Slow Processing Speed
This child might have slow processing speed. This means they may have difficulty remembering instructions in the classroom or retaining important details for an assignment or exam. These children are often labelled “dumb” or “lazy” when they are often very intelligent, but don’t process information as quickly as their classmates. This can lead to anxiety as it impacts on their ability to engage in learning. So it is important to put in place accommodations so they don’t feel like they are struggling. Understanding the link between anxiety and slow processing speed helps you to best support the child and for the child to know why they may take longer than their peers.
Processing speed is like a muscle and becomes stronger with repetition.
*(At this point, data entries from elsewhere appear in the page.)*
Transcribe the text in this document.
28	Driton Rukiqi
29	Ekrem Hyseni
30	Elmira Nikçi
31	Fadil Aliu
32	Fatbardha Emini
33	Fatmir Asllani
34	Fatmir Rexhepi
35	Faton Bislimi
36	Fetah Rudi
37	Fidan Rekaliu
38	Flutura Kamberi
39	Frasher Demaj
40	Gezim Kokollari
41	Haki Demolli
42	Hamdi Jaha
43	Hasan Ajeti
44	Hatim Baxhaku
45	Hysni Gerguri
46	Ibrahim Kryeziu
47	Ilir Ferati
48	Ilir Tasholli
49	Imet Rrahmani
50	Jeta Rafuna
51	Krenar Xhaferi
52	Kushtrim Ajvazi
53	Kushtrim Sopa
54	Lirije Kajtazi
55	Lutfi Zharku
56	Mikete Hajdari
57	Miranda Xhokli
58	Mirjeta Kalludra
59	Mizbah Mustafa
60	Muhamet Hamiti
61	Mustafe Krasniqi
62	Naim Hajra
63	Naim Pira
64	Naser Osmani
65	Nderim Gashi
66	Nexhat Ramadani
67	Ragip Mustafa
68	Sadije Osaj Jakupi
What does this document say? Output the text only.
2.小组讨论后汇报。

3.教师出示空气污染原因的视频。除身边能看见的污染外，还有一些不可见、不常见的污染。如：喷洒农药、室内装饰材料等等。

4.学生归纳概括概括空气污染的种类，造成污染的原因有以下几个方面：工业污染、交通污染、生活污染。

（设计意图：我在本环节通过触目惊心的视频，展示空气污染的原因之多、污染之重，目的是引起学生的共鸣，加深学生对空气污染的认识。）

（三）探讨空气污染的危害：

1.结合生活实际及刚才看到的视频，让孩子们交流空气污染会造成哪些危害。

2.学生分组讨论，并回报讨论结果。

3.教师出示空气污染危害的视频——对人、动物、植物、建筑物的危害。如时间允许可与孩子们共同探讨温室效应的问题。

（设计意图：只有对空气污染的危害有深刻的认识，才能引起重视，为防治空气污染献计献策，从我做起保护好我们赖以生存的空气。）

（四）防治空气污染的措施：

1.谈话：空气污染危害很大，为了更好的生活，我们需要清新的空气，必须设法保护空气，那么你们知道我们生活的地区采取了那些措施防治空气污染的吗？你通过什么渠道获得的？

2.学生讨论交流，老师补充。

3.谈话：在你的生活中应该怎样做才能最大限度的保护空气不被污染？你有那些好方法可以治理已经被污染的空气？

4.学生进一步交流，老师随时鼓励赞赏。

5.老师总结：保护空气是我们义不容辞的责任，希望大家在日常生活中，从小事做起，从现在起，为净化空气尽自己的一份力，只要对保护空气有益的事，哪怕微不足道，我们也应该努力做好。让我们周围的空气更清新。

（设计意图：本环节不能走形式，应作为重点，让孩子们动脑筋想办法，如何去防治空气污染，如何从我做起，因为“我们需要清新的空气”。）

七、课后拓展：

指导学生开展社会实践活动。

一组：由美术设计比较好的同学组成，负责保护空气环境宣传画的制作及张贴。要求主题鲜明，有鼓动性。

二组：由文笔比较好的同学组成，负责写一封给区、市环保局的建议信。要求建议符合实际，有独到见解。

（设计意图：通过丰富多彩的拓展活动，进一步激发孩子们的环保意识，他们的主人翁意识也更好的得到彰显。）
Memory experiments can bea fun and enjoyable way to increase processing speed!
Classroom Modifications To Help
Students with Slow Processing Speed
- Regularly check-in with the student to ensure they understand the instructions given.
- Reduce the number of assignments or problems the student has to do.
- Write down instructions for tasks.
- Email parents or students class notes.
- Provide a safe area (email or phone) for student to ask follow-up questions on assignments of class work.
- Show your student an example of ‘good notes’ to help learn to identify the key aspects of note taking.
- Try incorporating visual instructions into daily routine.
- Hang up schedule everywhere that would be useful. Include all steps and tasks required.
- Try using actions instead of verbal instructions.
- A Timer is a great visual tool which can increase the student’s awareness of time. This can be very helpful for practicing the executive function of time management.
- Use pictures, graphs and charts to explain what is being taught in class.
- Allow the student additional time for exams, homework and assignments.
- Encourage the student to answer questions in class and give them extra time to respond.
- Allow another student to take notes if your student has trouble listening and taking notes at the same time.
- Speak slowly when giving instructions and repeat directions when necessary.
SHORT AND SIMPLE DIRECTIONS
- Although it is best to use visuals, you will have to give verbal tasks to your student.
- Make sure you keep the instructions as short, simple steps. If this is successful, over time, gradually increase complexity.
- Modify your list of steps to allow the student time to process, and plan what to do next.
- Let your student watch as you organise for the next day and let them do the same.
- Give the student examples of what other students have done in the past as a guide.
- Colour code assignments, homework and projects to help the student know how to prioritise.
- Break up assignments and homework into smaller, more manageable tasks.
- Extend deadlines for student to complete homework.
- Stick to a daily routine, provide visual charts for student to complete, so they stay on task for the whole day.
ASSIGNMENT AND TEST TAKING
- Allow the student to take verbal exams and explain their answers to you.
- Provide a quiet space for the student to take exams. This will be a less distracting environment and allow them greater time to process questions.
- Shorten length of tests and assignments.
- Accept unfinished tests and assignments and allow the student time to finish problems they missed or didn’t have time to do.
- Give the student opportunities to discuss their knowledge of the subject instead of formal exams.